Scrolling through the numbers one other issue worth noting would be the $1.7bn expansion in working capital. This pretty much used up cash flow from operating activities during H1 2013, so is worth talking about. CEO Mack played down analyst concerns and said that it was all about timing/business expansion:

channel management is something that's really important to us to be sure that we don't get excess product out there. And so the number that you see in H1 of 2013 does reflect the northern season weather. It does reflect our sense of how big Lat Am is going to be

This is something to watch as the change was noticeable. I appreciate there is some seasonality at work here too - the H1 2012 numbers had an almost equivalent expansion.

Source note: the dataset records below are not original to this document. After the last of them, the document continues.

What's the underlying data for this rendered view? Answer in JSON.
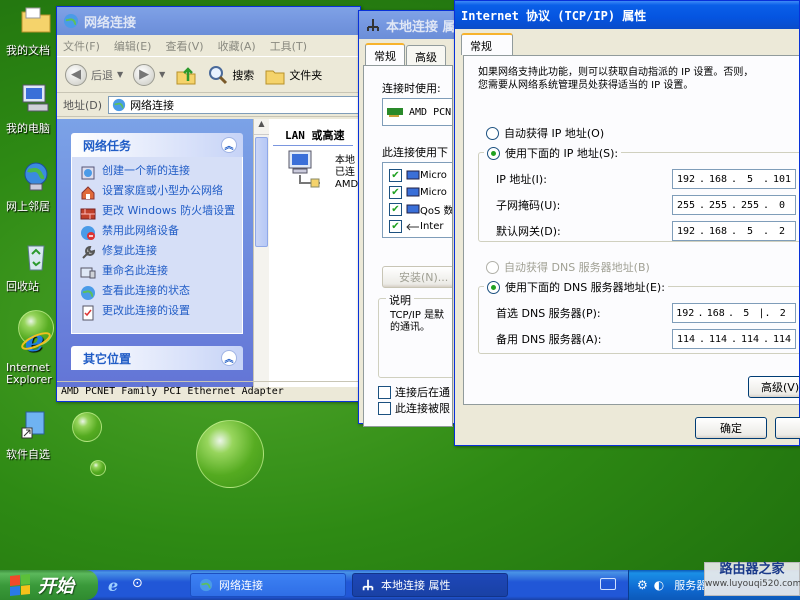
{
  "desktop": {
    "icons": [
      {
        "label": "我的文档"
      },
      {
        "label": "我的电脑"
      },
      {
        "label": "网上邻居"
      },
      {
        "label": "回收站"
      },
      {
        "label": "Internet Explorer"
      },
      {
        "label": "软件自选"
      }
    ]
  },
  "explorer": {
    "title": "网络连接",
    "menu": [
      "文件(F)",
      "编辑(E)",
      "查看(V)",
      "收藏(A)",
      "工具(T)"
    ],
    "toolbar": {
      "back": "后退",
      "search": "搜索",
      "folders": "文件夹"
    },
    "address": {
      "label": "地址(D)",
      "value": "网络连接"
    },
    "tasks": {
      "title": "网络任务",
      "items": [
        "创建一个新的连接",
        "设置家庭或小型办公网络",
        "更改 Windows 防火墙设置",
        "禁用此网络设备",
        "修复此连接",
        "重命名此连接",
        "查看此连接的状态",
        "更改此连接的设置"
      ]
    },
    "other_places": {
      "title": "其它位置"
    },
    "content": {
      "group_header": "LAN 或高速",
      "item_lines": [
        "本地",
        "已连",
        "AMD"
      ]
    },
    "status": "AMD PCNET Family PCI Ethernet Adapter"
  },
  "localconn": {
    "title": "本地连接 属",
    "tabs": [
      "常规",
      "高级"
    ],
    "connect_using": "连接时使用:",
    "adapter": "AMD PCN",
    "items_label": "此连接使用下",
    "items": [
      "Micro",
      "Micro",
      "QoS 数",
      "Inter"
    ],
    "install_button": "安装(N)...",
    "description_label": "说明",
    "description": "TCP/IP 是默认的广域网协议，它提供跨越多种互联网络的通讯。",
    "description_visible": [
      "TCP/IP 是默",
      "的通讯。"
    ],
    "options": [
      "连接后在通",
      "此连接被限"
    ]
  },
  "tcpip": {
    "title": "Internet 协议 (TCP/IP) 属性",
    "tab": "常规",
    "intro_lines": [
      "如果网络支持此功能，则可以获取自动指派的 IP 设置。否则，",
      "您需要从网络系统管理员处获得适当的 IP 设置。"
    ],
    "auto_ip": "自动获得 IP 地址(O)",
    "use_ip": "使用下面的 IP 地址(S):",
    "ip_label": "IP 地址(I):",
    "ip": [
      "192",
      "168",
      "5",
      "101"
    ],
    "mask_label": "子网掩码(U):",
    "mask": [
      "255",
      "255",
      "255",
      "0"
    ],
    "gateway_label": "默认网关(D):",
    "gateway": [
      "192",
      "168",
      "5",
      "2"
    ],
    "auto_dns": "自动获得 DNS 服务器地址(B)",
    "use_dns": "使用下面的 DNS 服务器地址(E):",
    "dns1_label": "首选 DNS 服务器(P):",
    "dns1": [
      "192",
      "168",
      "5",
      "2"
    ],
    "dns2_label": "备用 DNS 服务器(A):",
    "dns2": [
      "114",
      "114",
      "114",
      "114"
    ],
    "advanced_button": "高级(V)",
    "ok_button": "确定"
  },
  "taskbar": {
    "start": "开始",
    "tasks": [
      "网络连接",
      "本地连接 属性"
    ],
    "tray_text": "服务器",
    "watermark_title": "路由器之家",
    "watermark_url": "www.luyouqi520.com"
  },
  "colors": {
    "titlebar": "#0554e0",
    "taskbar": "#2157d7",
    "start": "#3a9a3a",
    "link": "#215dc6"
  }
}
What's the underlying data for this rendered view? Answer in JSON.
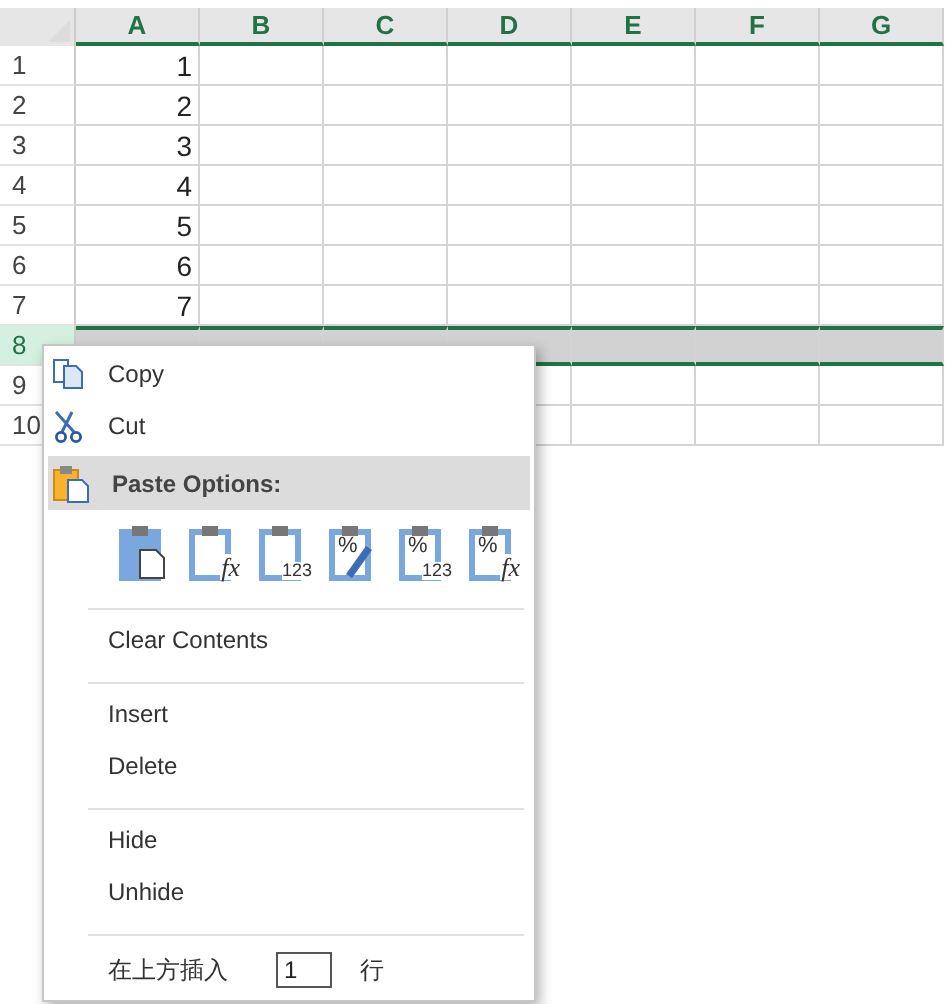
{
  "sheet": {
    "columns": [
      {
        "label": "A"
      },
      {
        "label": "B"
      },
      {
        "label": "C"
      },
      {
        "label": "D"
      },
      {
        "label": "E"
      },
      {
        "label": "F"
      },
      {
        "label": "G"
      }
    ],
    "rows": [
      {
        "header": "1",
        "selected": false,
        "value": "1"
      },
      {
        "header": "2",
        "selected": false,
        "value": "2"
      },
      {
        "header": "3",
        "selected": false,
        "value": "3"
      },
      {
        "header": "4",
        "selected": false,
        "value": "4"
      },
      {
        "header": "5",
        "selected": false,
        "value": "5"
      },
      {
        "header": "6",
        "selected": false,
        "value": "6"
      },
      {
        "header": "7",
        "selected": false,
        "value": "7"
      },
      {
        "header": "8",
        "selected": true
      },
      {
        "header": "9",
        "selected": false
      },
      {
        "header": "10",
        "selected": false
      }
    ]
  },
  "context_menu": {
    "groups": [
      [
        {
          "kind": "command",
          "label": "Copy"
        },
        {
          "kind": "command",
          "label": "Cut"
        },
        {
          "kind": "header",
          "label": "Paste Options:"
        },
        {
          "kind": "paste_options",
          "options": [
            {
              "kind": "paste"
            },
            {
              "kind": "formulas",
              "glyph": "fx"
            },
            {
              "kind": "values",
              "glyph": "123"
            },
            {
              "kind": "formatting",
              "mark": "%"
            },
            {
              "kind": "values_formatting",
              "mark": "%",
              "glyph": "123"
            },
            {
              "kind": "formulas_formatting",
              "mark": "%",
              "glyph": "fx"
            }
          ]
        }
      ],
      [
        {
          "kind": "command",
          "label": "Clear Contents"
        }
      ],
      [
        {
          "kind": "command",
          "label": "Insert"
        },
        {
          "kind": "command",
          "label": "Delete"
        }
      ],
      [
        {
          "kind": "command",
          "label": "Hide"
        },
        {
          "kind": "command",
          "label": "Unhide"
        }
      ],
      [
        {
          "kind": "insert_rows",
          "label": "在上方插入",
          "value": "1",
          "unit": "行"
        }
      ]
    ]
  }
}
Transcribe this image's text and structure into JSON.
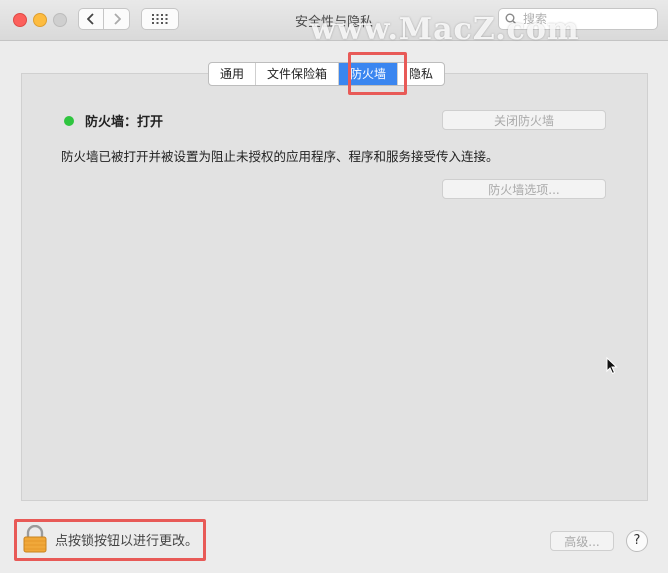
{
  "window": {
    "title": "安全性与隐私",
    "watermark": "www.MacZ.com"
  },
  "toolbar": {
    "back_icon": "chevron-left-icon",
    "forward_icon": "chevron-right-icon",
    "grid_icon": "grid-icon",
    "search_placeholder": "搜索"
  },
  "tabs": [
    {
      "label": "通用",
      "active": false
    },
    {
      "label": "文件保险箱",
      "active": false
    },
    {
      "label": "防火墙",
      "active": true
    },
    {
      "label": "隐私",
      "active": false
    }
  ],
  "firewall": {
    "status_color": "#2fc53f",
    "status_label": "防火墙：打开",
    "turn_off_button": "关闭防火墙",
    "description": "防火墙已被打开并被设置为阻止未授权的应用程序、程序和服务接受传入连接。",
    "options_button": "防火墙选项..."
  },
  "footer": {
    "lock_text": "点按锁按钮以进行更改。",
    "advanced_button": "高级...",
    "help_label": "?"
  },
  "colors": {
    "highlight": "#e85a57",
    "tab_active": "#3a86f0"
  }
}
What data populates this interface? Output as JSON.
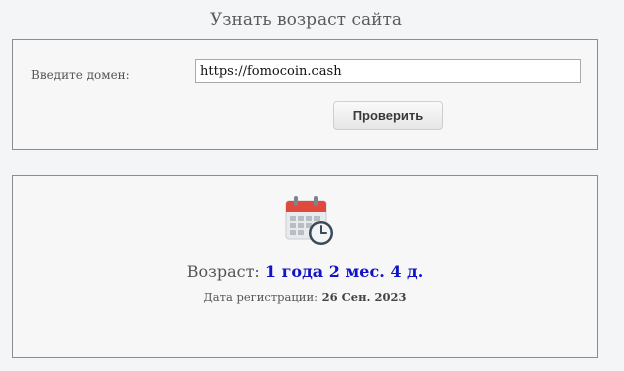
{
  "header": {
    "title": "Узнать возраст сайта"
  },
  "form": {
    "domain_label": "Введите домен:",
    "domain_value": "https://fomocoin.cash",
    "check_button": "Проверить"
  },
  "result": {
    "icon": "calendar-clock-icon",
    "age_label": "Возраст:",
    "age_value": "1 года 2 мес. 4 д.",
    "reg_label": "Дата регистрации:",
    "reg_value": "26 Сен. 2023"
  },
  "colors": {
    "age_value": "#1212c8",
    "calendar_header": "#e04a3c",
    "clock_face": "#3b4a5a"
  }
}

Inherently though - and if reviewed over a full year - the company is cash flow generating. During H1 2013, I make underlying free cash flow around $1.4bn of which $900m was paid out as a dividend. The annualized dividend today is around 2.6%. I estimate the free cash flow yield pre-dividend at around 5-6% (tough to be more precise than this due to the aforementioned working capital issues). Such metrics are absolutely fine though for a strong theme/structural growth company.

So what valuation today? Well at the current $37bn market cap this puts the company - factoring in some of the optimism regarding H2 above - at just under x10 EV/EBIT. Even with some of the tactical issues noted above, Syngenta should really trade at the structural growth multiple of x12 EV/EBIT, which would still be cheaper than Monsanto, which is accessing similar themes. So that's 20% upside even on just today's numbers, without even trying to factor in the 2020 vision. My instinct is that the company should close this credibility gap following the publication of the next couple of quarterly reports.

In share price terms (and keeping things in U.S. dollars) the share price target should be $95. That makes the share at sub $80 today, a buy.

If there was any general market weakness I would augment a position every $5 down i.e. $75, $70, $65 etc.

Disclosure: I have no positions in any stocks mentioned, but may initiate a long position in SYT over the next 72 hours. I wrote this article myself, and it expresses my own opinions. I am not receiving compensation for it. I have no business relationship with any company whose stock is mentioned in this article.